Этот человек был взращен улицей. Улица была его матерью, кормилицей, школой. Это она одарила его самоуверенностью, хорошо привешенным языком, острословием. Готрюш впитал в себя все, что ум мастерового может впитать на парижских мостовых. Те крохи мыслей и знаний, которые падают, проникают, просачиваются из верхних слоев общества в нижние, которые носятся в насыщенном воздухе и переполненных сточных канавах столицы, - клочки печатного слова, обрывки фельетона, проглоченного между двумя кружками пива, сцены из бульварных пьес. - все это неожиданно расширило кругозор Готрюша до той степени, когда человек, ничего не зная, способен всему научиться. Он был неиссякаемым и не знающим устали балабоном. Его речь изобиловала и сверкала меткими словечками, забавными сравнениями, образами, которые способен придумать только комический гений народа. Она отличалась естественной живописностью ярмарочного фарса. Готрюш знал неисчислимое количество анекдотов и шуток, черпая их в богатейшем репертуаре баек из жизни маляров. Завсегдатай низкопробных погребков - так называемых низков, он помнил все песенки, все куплеты и непрестанно их мурлыкал. Словом, он был уморительно забавен. Стоило ему появиться, - и все уже покатывались со смеху, как покатываются при появлении комического актера.

Человек такого жизнерадостного, веселого нрава "подходил" Жермини.
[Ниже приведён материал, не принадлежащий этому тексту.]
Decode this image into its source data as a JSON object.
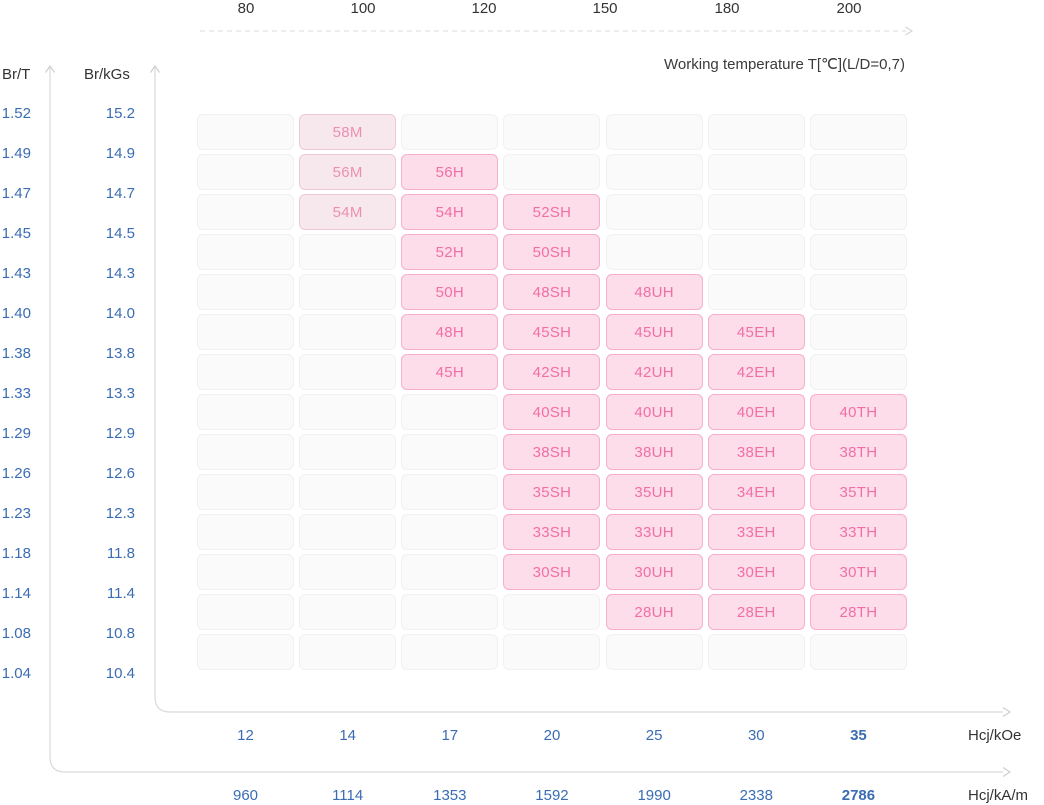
{
  "colors": {
    "accent_blue": "#3a6cb4",
    "text_dark": "#333333",
    "axis_line_gray": "#d9d9d9",
    "empty_cell_bg": "#fafafa",
    "empty_cell_border": "#f1f1f1",
    "grade_cell_bg": "#fcdde9",
    "grade_cell_border": "#f8aecd",
    "grade_cell_text": "#f46ea6",
    "m_grade_cell_bg": "#f7e8ed",
    "m_grade_cell_border": "#efc9d6",
    "m_grade_cell_text": "#ec8fb0"
  },
  "ui": {
    "title": "Working temperature T[℃](L/D=0,7)",
    "temp_labels": [
      "80",
      "100",
      "120",
      "150",
      "180",
      "200"
    ],
    "y_axis": {
      "left_title": "Br/T",
      "right_title": "Br/kGs",
      "br_t": [
        "1.52",
        "1.49",
        "1.47",
        "1.45",
        "1.43",
        "1.40",
        "1.38",
        "1.33",
        "1.29",
        "1.26",
        "1.23",
        "1.18",
        "1.14",
        "1.08",
        "1.04"
      ],
      "br_kgs": [
        "15.2",
        "14.9",
        "14.7",
        "14.5",
        "14.3",
        "14.0",
        "13.8",
        "13.3",
        "12.9",
        "12.6",
        "12.3",
        "11.8",
        "11.4",
        "10.8",
        "10.4"
      ]
    },
    "x_koe": {
      "label": "Hcj/kOe",
      "values": [
        "12",
        "14",
        "17",
        "20",
        "25",
        "30",
        "35"
      ],
      "bold": [
        "35"
      ]
    },
    "x_kam": {
      "label": "Hcj/kA/m",
      "values": [
        "960",
        "1114",
        "1353",
        "1592",
        "1990",
        "2338",
        "2786"
      ],
      "bold": [
        "2786"
      ]
    }
  },
  "chart_data": {
    "type": "heatmap",
    "title": "Working temperature T[℃](L/D=0,7)",
    "top_axis": {
      "label": "Working temperature T[℃](L/D=0,7)",
      "ticks_celsius": [
        80,
        100,
        120,
        150,
        180,
        200
      ]
    },
    "y_axis": {
      "primary_label": "Br/T",
      "primary_ticks": [
        1.52,
        1.49,
        1.47,
        1.45,
        1.43,
        1.4,
        1.38,
        1.33,
        1.29,
        1.26,
        1.23,
        1.18,
        1.14,
        1.08,
        1.04
      ],
      "secondary_label": "Br/kGs",
      "secondary_ticks": [
        15.2,
        14.9,
        14.7,
        14.5,
        14.3,
        14.0,
        13.8,
        13.3,
        12.9,
        12.6,
        12.3,
        11.8,
        11.4,
        10.8,
        10.4
      ]
    },
    "x_axis": {
      "primary_label": "Hcj/kOe",
      "primary_ticks": [
        12,
        14,
        17,
        20,
        25,
        30,
        35
      ],
      "secondary_label": "Hcj/kA/m",
      "secondary_ticks": [
        960,
        1114,
        1353,
        1592,
        1990,
        2338,
        2786
      ]
    },
    "grid_rows": [
      [
        "",
        "58M",
        "",
        "",
        "",
        "",
        ""
      ],
      [
        "",
        "56M",
        "56H",
        "",
        "",
        "",
        ""
      ],
      [
        "",
        "54M",
        "54H",
        "52SH",
        "",
        "",
        ""
      ],
      [
        "",
        "",
        "52H",
        "50SH",
        "",
        "",
        ""
      ],
      [
        "",
        "",
        "50H",
        "48SH",
        "48UH",
        "",
        ""
      ],
      [
        "",
        "",
        "48H",
        "45SH",
        "45UH",
        "45EH",
        ""
      ],
      [
        "",
        "",
        "45H",
        "42SH",
        "42UH",
        "42EH",
        ""
      ],
      [
        "",
        "",
        "",
        "40SH",
        "40UH",
        "40EH",
        "40TH"
      ],
      [
        "",
        "",
        "",
        "38SH",
        "38UH",
        "38EH",
        "38TH"
      ],
      [
        "",
        "",
        "",
        "35SH",
        "35UH",
        "34EH",
        "35TH"
      ],
      [
        "",
        "",
        "",
        "33SH",
        "33UH",
        "33EH",
        "33TH"
      ],
      [
        "",
        "",
        "",
        "30SH",
        "30UH",
        "30EH",
        "30TH"
      ],
      [
        "",
        "",
        "",
        "",
        "28UH",
        "28EH",
        "28TH"
      ],
      [
        "",
        "",
        "",
        "",
        "",
        "",
        ""
      ]
    ]
  }
}
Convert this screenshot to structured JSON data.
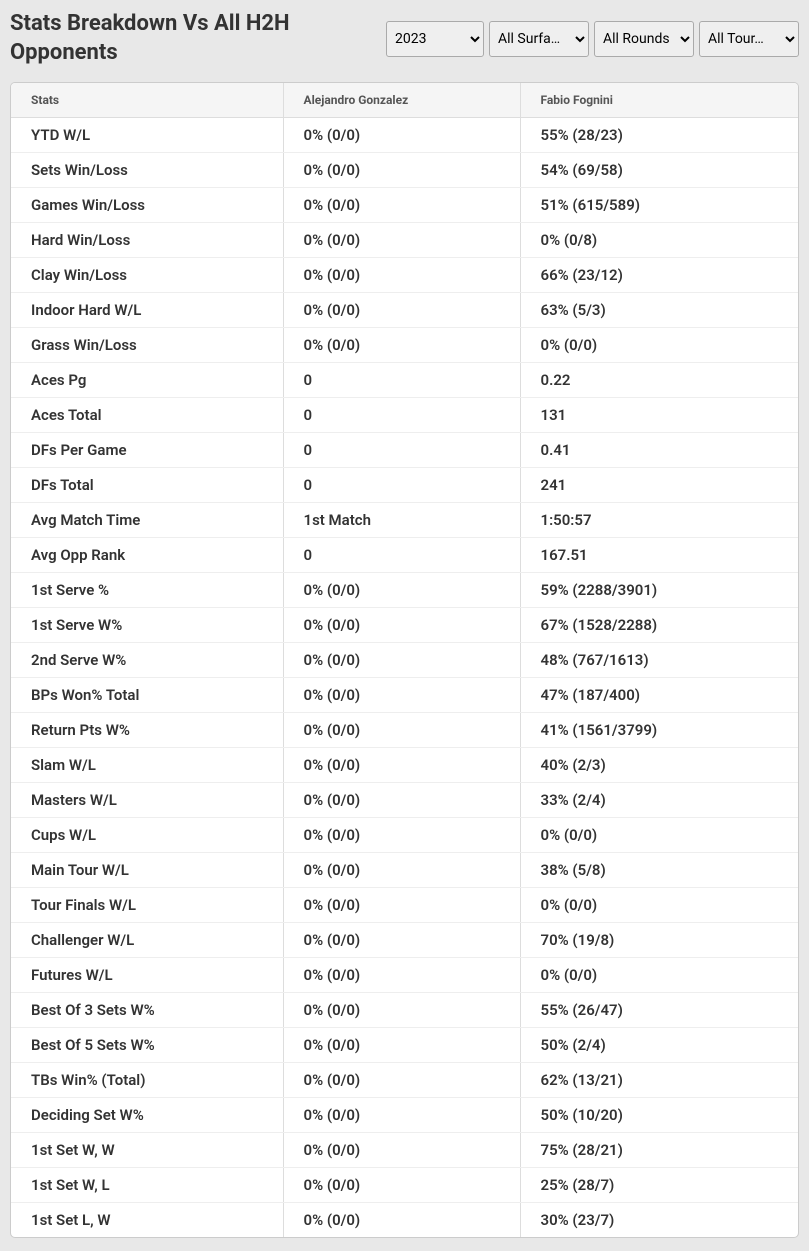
{
  "title": "Stats Breakdown Vs All H2H Opponents",
  "filters": {
    "year": "2023",
    "surface": "All Surfa…",
    "round": "All Rounds",
    "tour": "All Tour…"
  },
  "table": {
    "headers": {
      "stats": "Stats",
      "player1": "Alejandro Gonzalez",
      "player2": "Fabio Fognini"
    },
    "rows": [
      {
        "stat": "YTD W/L",
        "p1": "0% (0/0)",
        "p2": "55% (28/23)"
      },
      {
        "stat": "Sets Win/Loss",
        "p1": "0% (0/0)",
        "p2": "54% (69/58)"
      },
      {
        "stat": "Games Win/Loss",
        "p1": "0% (0/0)",
        "p2": "51% (615/589)"
      },
      {
        "stat": "Hard Win/Loss",
        "p1": "0% (0/0)",
        "p2": "0% (0/8)"
      },
      {
        "stat": "Clay Win/Loss",
        "p1": "0% (0/0)",
        "p2": "66% (23/12)"
      },
      {
        "stat": "Indoor Hard W/L",
        "p1": "0% (0/0)",
        "p2": "63% (5/3)"
      },
      {
        "stat": "Grass Win/Loss",
        "p1": "0% (0/0)",
        "p2": "0% (0/0)"
      },
      {
        "stat": "Aces Pg",
        "p1": "0",
        "p2": "0.22"
      },
      {
        "stat": "Aces Total",
        "p1": "0",
        "p2": "131"
      },
      {
        "stat": "DFs Per Game",
        "p1": "0",
        "p2": "0.41"
      },
      {
        "stat": "DFs Total",
        "p1": "0",
        "p2": "241"
      },
      {
        "stat": "Avg Match Time",
        "p1": "1st Match",
        "p2": "1:50:57"
      },
      {
        "stat": "Avg Opp Rank",
        "p1": "0",
        "p2": "167.51"
      },
      {
        "stat": "1st Serve %",
        "p1": "0% (0/0)",
        "p2": "59% (2288/3901)"
      },
      {
        "stat": "1st Serve W%",
        "p1": "0% (0/0)",
        "p2": "67% (1528/2288)"
      },
      {
        "stat": "2nd Serve W%",
        "p1": "0% (0/0)",
        "p2": "48% (767/1613)"
      },
      {
        "stat": "BPs Won% Total",
        "p1": "0% (0/0)",
        "p2": "47% (187/400)"
      },
      {
        "stat": "Return Pts W%",
        "p1": "0% (0/0)",
        "p2": "41% (1561/3799)"
      },
      {
        "stat": "Slam W/L",
        "p1": "0% (0/0)",
        "p2": "40% (2/3)"
      },
      {
        "stat": "Masters W/L",
        "p1": "0% (0/0)",
        "p2": "33% (2/4)"
      },
      {
        "stat": "Cups W/L",
        "p1": "0% (0/0)",
        "p2": "0% (0/0)"
      },
      {
        "stat": "Main Tour W/L",
        "p1": "0% (0/0)",
        "p2": "38% (5/8)"
      },
      {
        "stat": "Tour Finals W/L",
        "p1": "0% (0/0)",
        "p2": "0% (0/0)"
      },
      {
        "stat": "Challenger W/L",
        "p1": "0% (0/0)",
        "p2": "70% (19/8)"
      },
      {
        "stat": "Futures W/L",
        "p1": "0% (0/0)",
        "p2": "0% (0/0)"
      },
      {
        "stat": "Best Of 3 Sets W%",
        "p1": "0% (0/0)",
        "p2": "55% (26/47)"
      },
      {
        "stat": "Best Of 5 Sets W%",
        "p1": "0% (0/0)",
        "p2": "50% (2/4)"
      },
      {
        "stat": "TBs Win% (Total)",
        "p1": "0% (0/0)",
        "p2": "62% (13/21)"
      },
      {
        "stat": "Deciding Set W%",
        "p1": "0% (0/0)",
        "p2": "50% (10/20)"
      },
      {
        "stat": "1st Set W, W",
        "p1": "0% (0/0)",
        "p2": "75% (28/21)"
      },
      {
        "stat": "1st Set W, L",
        "p1": "0% (0/0)",
        "p2": "25% (28/7)"
      },
      {
        "stat": "1st Set L, W",
        "p1": "0% (0/0)",
        "p2": "30% (23/7)"
      }
    ]
  }
}
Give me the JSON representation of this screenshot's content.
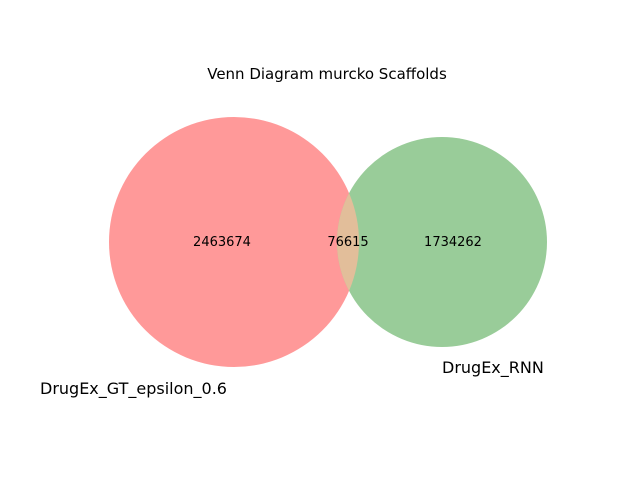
{
  "chart_data": {
    "type": "venn",
    "title": "Venn Diagram murcko Scaffolds",
    "sets": [
      {
        "name": "DrugEx_GT_epsilon_0.6",
        "only_count": "2463674",
        "color": "#ff9999"
      },
      {
        "name": "DrugEx_RNN",
        "only_count": "1734262",
        "color": "#99cc99"
      }
    ],
    "intersection": {
      "count": "76615",
      "color": "#e2be9a"
    }
  }
}
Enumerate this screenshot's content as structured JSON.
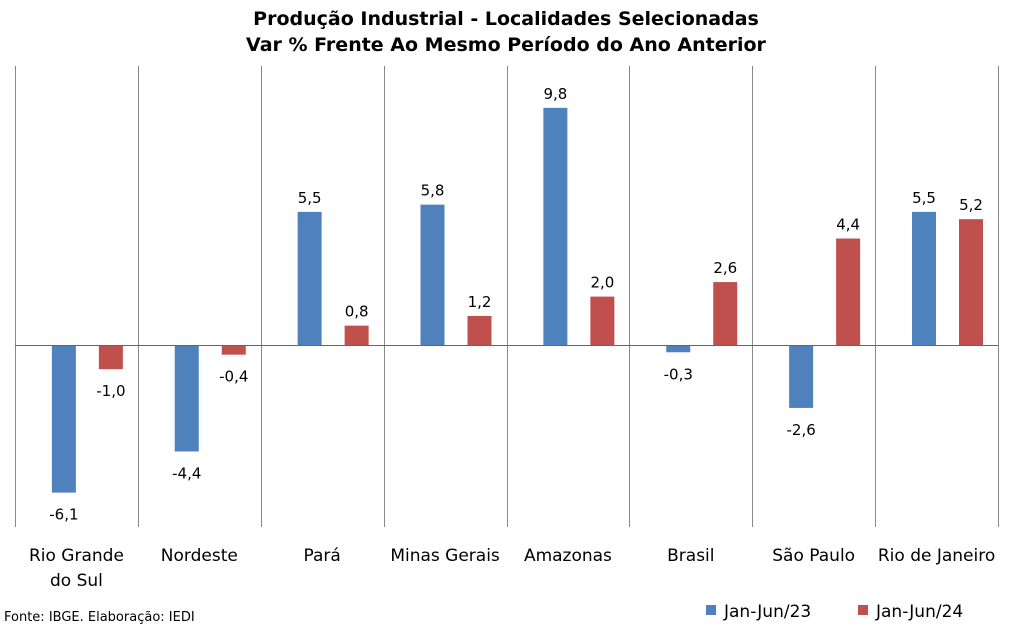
{
  "chart_data": {
    "type": "bar",
    "title": "Produção Industrial - Localidades Selecionadas",
    "subtitle": "Var % Frente Ao Mesmo Período do Ano Anterior",
    "categories": [
      "Rio Grande do Sul",
      "Nordeste",
      "Pará",
      "Minas Gerais",
      "Amazonas",
      "Brasil",
      "São Paulo",
      "Rio de Janeiro"
    ],
    "category_lines": [
      [
        "Rio Grande",
        "do Sul"
      ],
      [
        "Nordeste"
      ],
      [
        "Pará"
      ],
      [
        "Minas Gerais"
      ],
      [
        "Amazonas"
      ],
      [
        "Brasil"
      ],
      [
        "São Paulo"
      ],
      [
        "Rio de Janeiro"
      ]
    ],
    "series": [
      {
        "name": "Jan-Jun/23",
        "color": "#4f81bd",
        "values": [
          -6.1,
          -4.4,
          5.5,
          5.8,
          9.8,
          -0.3,
          -2.6,
          5.5
        ],
        "labels": [
          "-6,1",
          "-4,4",
          "5,5",
          "5,8",
          "9,8",
          "-0,3",
          "-2,6",
          "5,5"
        ]
      },
      {
        "name": "Jan-Jun/24",
        "color": "#c0504d",
        "values": [
          -1.0,
          -0.4,
          0.8,
          1.2,
          2.0,
          2.6,
          4.4,
          5.2
        ],
        "labels": [
          "-1,0",
          "-0,4",
          "0,8",
          "1,2",
          "2,0",
          "2,6",
          "4,4",
          "5,2"
        ]
      }
    ],
    "ylim": [
      -7.4,
      11.4
    ],
    "legend_position": "bottom-right",
    "grid": "vertical separators between categories"
  },
  "source_note": "Fonte: IBGE. Elaboração: IEDI"
}
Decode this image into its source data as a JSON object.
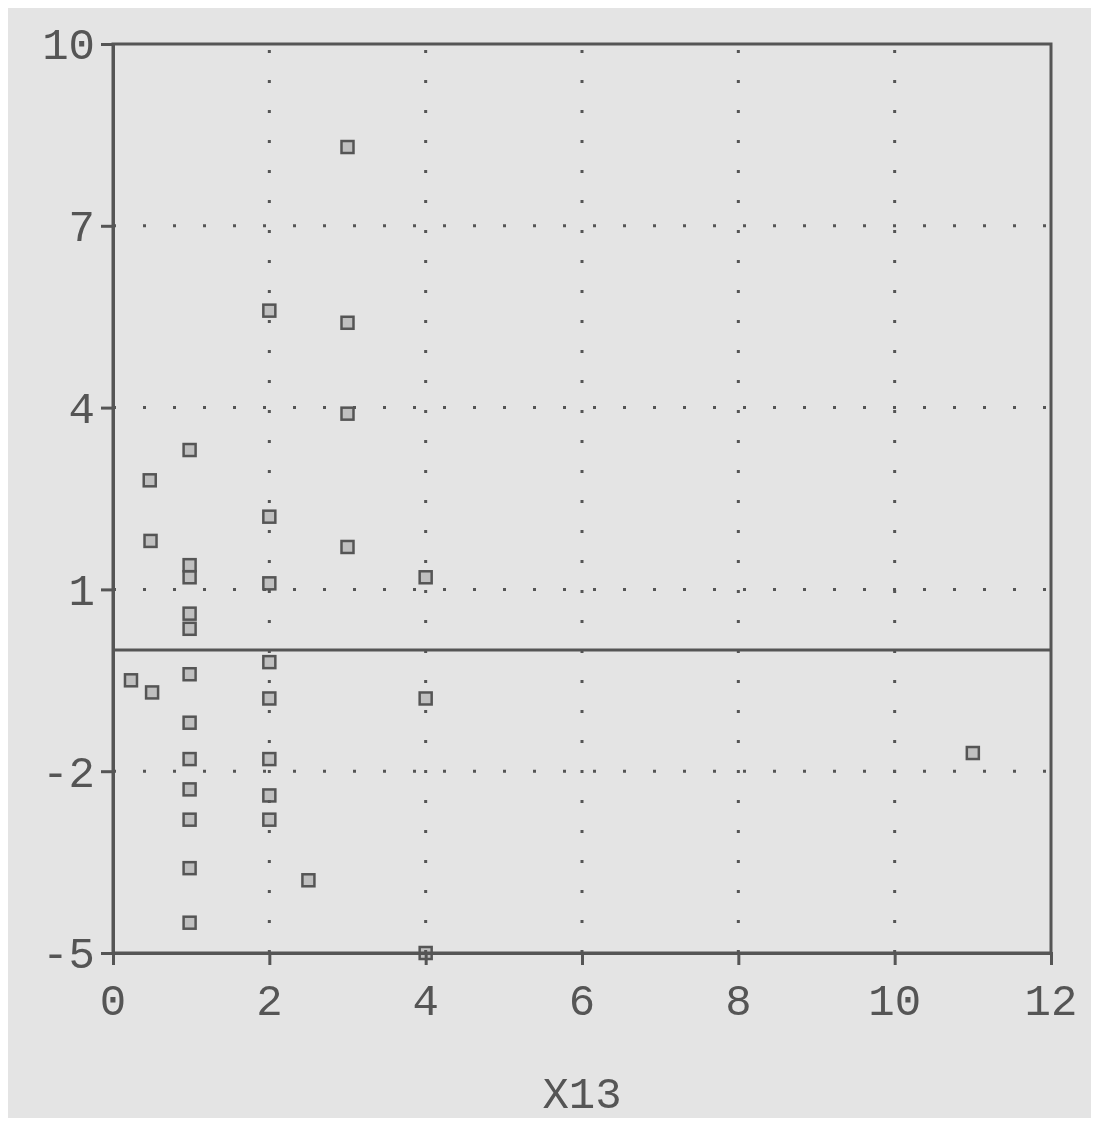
{
  "chart_data": {
    "type": "scatter",
    "xlabel": "X13",
    "x": [
      0.23,
      0.5,
      0.47,
      0.48,
      0.98,
      0.98,
      0.98,
      0.98,
      0.98,
      0.98,
      0.98,
      0.98,
      0.98,
      0.98,
      0.98,
      0.98,
      2.0,
      2.0,
      2.0,
      2.0,
      2.0,
      2.0,
      2.0,
      2.0,
      2.5,
      3.0,
      3.0,
      3.0,
      3.0,
      4.0,
      4.0,
      4.0,
      11.0
    ],
    "values": [
      -0.5,
      -0.7,
      2.8,
      1.8,
      3.3,
      1.4,
      1.2,
      0.6,
      0.35,
      -0.4,
      -1.2,
      -1.8,
      -2.3,
      -2.8,
      -3.6,
      -4.5,
      5.6,
      2.2,
      1.1,
      -0.2,
      -0.8,
      -1.8,
      -2.4,
      -2.8,
      -3.8,
      8.3,
      5.4,
      3.9,
      1.7,
      1.2,
      -0.8,
      -5,
      -1.7
    ],
    "color": "#555555",
    "marker": "square",
    "xlim": [
      0,
      12
    ],
    "xticks": [
      0,
      2,
      4,
      6,
      8,
      10,
      12
    ],
    "ylim": [
      -5,
      10
    ],
    "yticks": [
      -5,
      -2,
      1,
      4,
      7,
      10
    ],
    "grid": true,
    "ref_lines": [
      {
        "axis": "y",
        "value": 0,
        "line_style": "solid"
      }
    ]
  }
}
Жермини не была рабочей скотинкой, задавленной обыденными делами, служанкой-деревенщиной, которая испуганно таращит глаза и неуклюже переминается, тщетно стараясь понять, что ей говорят хозяева. Париж воспитал, переделал, отшлифовал и ее. Мадемуазель де Варандейль, не знавшая, куда девать время, и, как все старые девы, падкая до уличных сплетен, заставляла Жермини подолгу рассказывать новости, принесенные из лавок, подноготную всех жильцов, хронику дома и улицы. Эта привычка делиться впечатлениями, болтать, словно она была компаньонкой мадемуазель, обрисовывать характеры людей, набрасывать их силуэты постепенно развивала в Жермини способность отыскивать красочные выражения, живо и непринужденно острить, делать насмешливые, подчас ядовитые замечания, необычные в устах служанки. Она порой изумляла мадемуазель де Варандейль сообразительностью, способностью все понять с полуслова, легкостью и быстротой, с которой находила словечки, сделавшие бы честь любой светской рассказчице. Она умела шутить, понимала игру слов, не ляпала невпопад и, если в молочной возникал спор по поводу правописания того или иного слова, высказывалась не менее авторитетно, чем чиновник мэрии из отдела регистрации смертей, завсегдатай госпожи Жюпийон. Она была начитана той сумбурной начитанностью, которая характерна для любознательных простолюдинок, В те давние годы, когда Жермини еще работала служанкой у женщин легкого поведения, она ночи напролет просиживала над романами. Потом она начала читать статьи, вырезанные из газет ее знакомыми, и сохранила в памяти не только имена нескольких французских королей, но и смутное представление о множестве вещей, - сохранила настолько, что у нее появилась потребность говорить об этих вещах с окружающими. Одна из жилиц дома, работавшая по соседству приходящей служанкой у актера, часто дарила ей билеты в театр, и Жермини запоминала не только содержание пьес, но и имена актеров, увиденные ею на афишах. Она нередко покупала дешевые издания песенок и романсов и зачитывалась ими.